Linux Kernel Btrfs Component Race Condition Vulnerability in Space Information Management

A race condition vulnerability has been identified in the Linux kernel's Btrfs file system component, specifically within the space information management functions. The issue arises from the use of bitfields in the 'btrfs_space_info' structure, which share an underlying word for the 'full', 'chunk_alloc', and 'flush' fields. This design can lead to data corruption when parallel processes modify these fields simultaneously.

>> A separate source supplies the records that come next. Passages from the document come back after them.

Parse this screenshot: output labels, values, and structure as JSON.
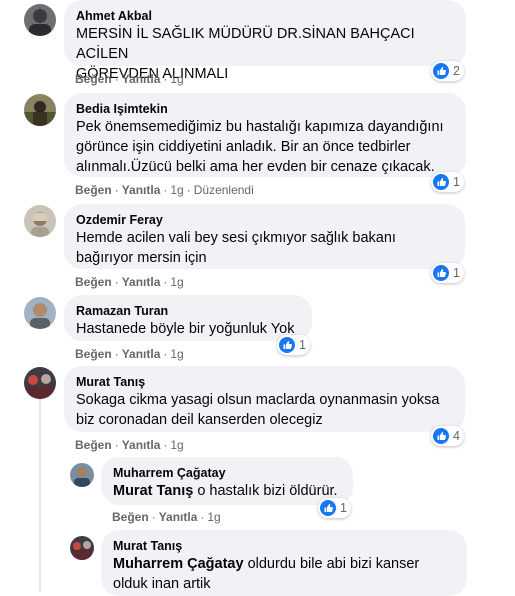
{
  "colors": {
    "bubble": "#f0f2f5",
    "like_blue": "#1877f2",
    "meta_gray": "#65676b"
  },
  "actions": {
    "like": "Beğen",
    "reply": "Yanıtla",
    "sep": "·",
    "edited": "Düzenlendi"
  },
  "comments": [
    {
      "name": "Ahmet Akbal",
      "lines": [
        "MERSİN İL SAĞLIK MÜDÜRÜ DR.SİNAN BAHÇACI ACİLEN",
        "GÖREVDEN ALINMALI"
      ],
      "time": "1g",
      "likes": "2",
      "avatar_icon": "user-photo"
    },
    {
      "name": "Bedia Işimtekin",
      "lines": [
        "Pek önemsemediğimiz bu hastalığı kapımıza dayandığını",
        "görünce işin ciddiyetini anladık. Bir an önce tedbirler",
        "alınmalı.Üzücü belki ama her evden bir cenaze çıkacak."
      ],
      "time": "1g",
      "likes": "1",
      "avatar_icon": "user-photo"
    },
    {
      "name": "Ozdemir Feray",
      "lines": [
        "Hemde acilen vali bey sesi çıkmıyor sağlık bakanı",
        "bağırıyor mersin için"
      ],
      "time": "1g",
      "likes": "1",
      "avatar_icon": "user-photo"
    },
    {
      "name": "Ramazan Turan",
      "lines": [
        "Hastanede böyle bir yoğunluk Yok"
      ],
      "time": "1g",
      "likes": "1",
      "avatar_icon": "user-photo"
    },
    {
      "name": "Murat Tanış",
      "lines": [
        "Sokaga cikma yasagi olsun maclarda oynanmasin yoksa",
        "biz coronadan deil kanserden olecegiz"
      ],
      "time": "1g",
      "likes": "4",
      "avatar_icon": "user-photo"
    }
  ],
  "replies": [
    {
      "name": "Muharrem Çağatay",
      "mention": "Murat Tanış",
      "text": " o hastalık bizi öldürür.",
      "time": "1g",
      "likes": "1"
    },
    {
      "name": "Murat Tanış",
      "mention": "Muharrem Çağatay",
      "text": " oldurdu bile abi bizi kanser",
      "line2": "olduk inan artik"
    }
  ]
}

The vulnerability is present in the Linux kernel stable tree.

Impact

Exploitation of this vulnerability can disrupt the Btrfs file system's space management, causing processes to block indefinitely while waiting for resources, effectively leading to a denial of service condition.

Reproduction

The vulnerability can be reproduced by initiating a Btrfs transaction that involves deleting a block group, while concurrently running the data reclaim process. This scenario creates a conflict where the 'btrfs_clear_space_info_full' function clears the 'full' bitfield without proper locking, allowing the 'flush' field to become incorrectly set, disrupting the expected flow of space management operations.

Remediation

The vulnerability has been addressed by changing the bitfield members in the 'btrfs_space_info' structure to boolean values, which eliminates the risk of non-atomic read-modify-write operations causing data corruption. Users should upgrade to the latest version of the Linux kernel where this fix has been applied.